For just as the Christian Truth forces us to acknowledge each Person in and of himself to be both God and Lord, so the Catholic Religion forbids us to say there are three Gods, or three Lords.
The Father is from no one, neither created, nor begotten.
The Son comes from the Father alone, not made, nor created, but begotten.
The Holy Spirit is from the Father, neither made, nor created, nor begotten, but proceeding.
So there is one Father, not three Fathers; one Son, not three Sons; one Holy Spirit, not three Holy Spirits.
And in this Trinity none is before or after another; none is greater or less than another;
So that in all things, as was said before, the Unity in Trinity and the Trinity in Unity is to be worshipped.
Whoever wants to be saved must thus think of the Trinity.

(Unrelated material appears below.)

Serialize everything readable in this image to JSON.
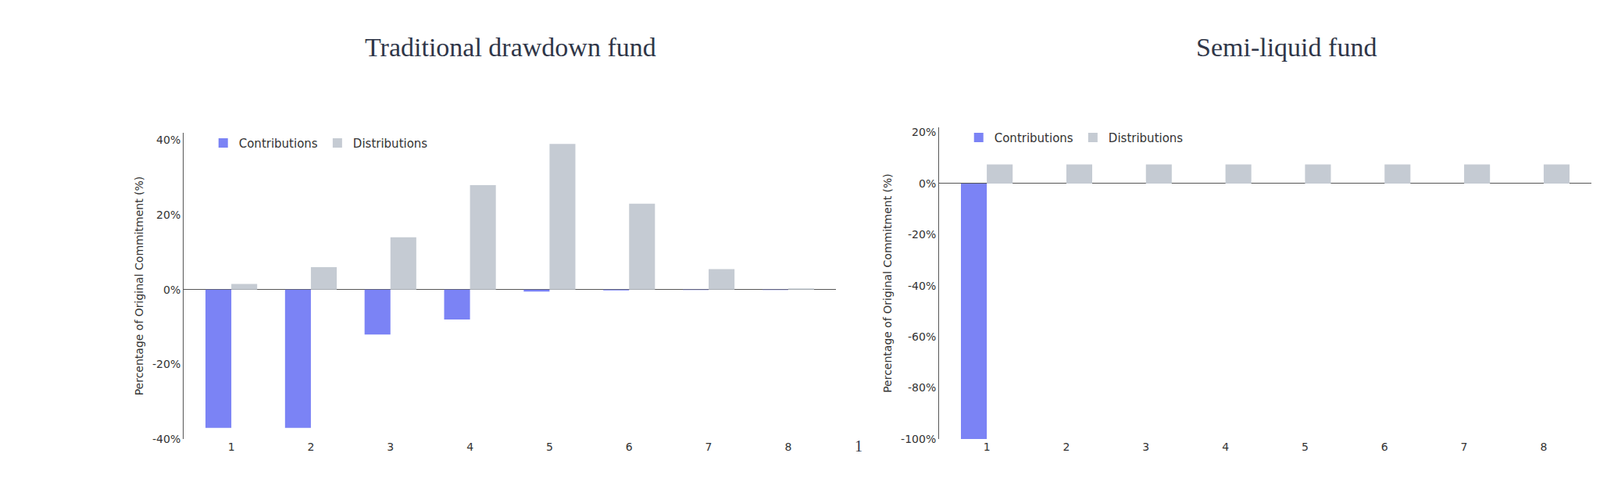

Furthermore, it is necessary to everlasting salvation also to believe correctly the Incarnation of our Lord Jesus Christ.
For the right Faith is, that we believe and confess, that our Lord Jesus Christ, the Son of God, is God and Human;
God, of the Substance of the Father, begotten before the worlds; and Human, of the Substance of his Mother, born in the world;
Perfect God and perfect Human, continually existing as a rational soul and human flesh together;
Equal to the Father, as God; and inferior to the Father, as human.
Who although he is God and Human, yet he is not two, but one Christ;
One, not by changing the Godhead into flesh, but by taking the Humanity into God;
One altogether; not by mixing up the Substance of God and Human, but by uniting them in one person.
For as the rational soul and flesh together in one person is one human, so God and Human together in one person is one Christ;
Who suffered for our salvation, descended into hell, rose again the third day from the dead.
He ascended into heaven, he sits at the right hands of the Father, God Almighty, from whence he shall come to judge the living and the dead.
At whose coming all persons shall rise again with their bodies and shall give account for their own works.
And they that have done good shall go into life everlasting; and they that have done evil into everlasting fire.
This is the Catholic Faith, without which there is no salvation.

Any questions?
(BTW this prayer is where I truly learned the place of mary, as it makes clear that he is of one substance with the father in his divine nature, and in a similar manner of one substance with his mother in his human nature.)


#5

Catholics affirm the truth of that statement, so yes. It is of course also included in the Christian Bible with the rest of the Hebrew Bible.


#6

Considering that it's part of the Liturgy of the Hours (Night Prayer for Saturday), I doubt that the Church has a problem with it being prayed.

-ACEGC


#7

[quote="meltzerboy, post:1, topic:314855"]
The Shema is the holiest verse in Judaism: "Hear O Israel, the Lord is G-d, the Lord is One." May a Catholic recite this, given that Catholics believe there is one G-d but also believe in the Trinity, that G-d is three distinct, non-separate Persons?

[/quote]

Absolutely. I recall it was made much of during RCIA when I converted.


#8

I distinctly recall a procession of clerics singing it before a mass that was given in Latin. :wink: And it was “schema”, not a Latin “audi”.


#9

Thank you all. I take it the consensus is yes.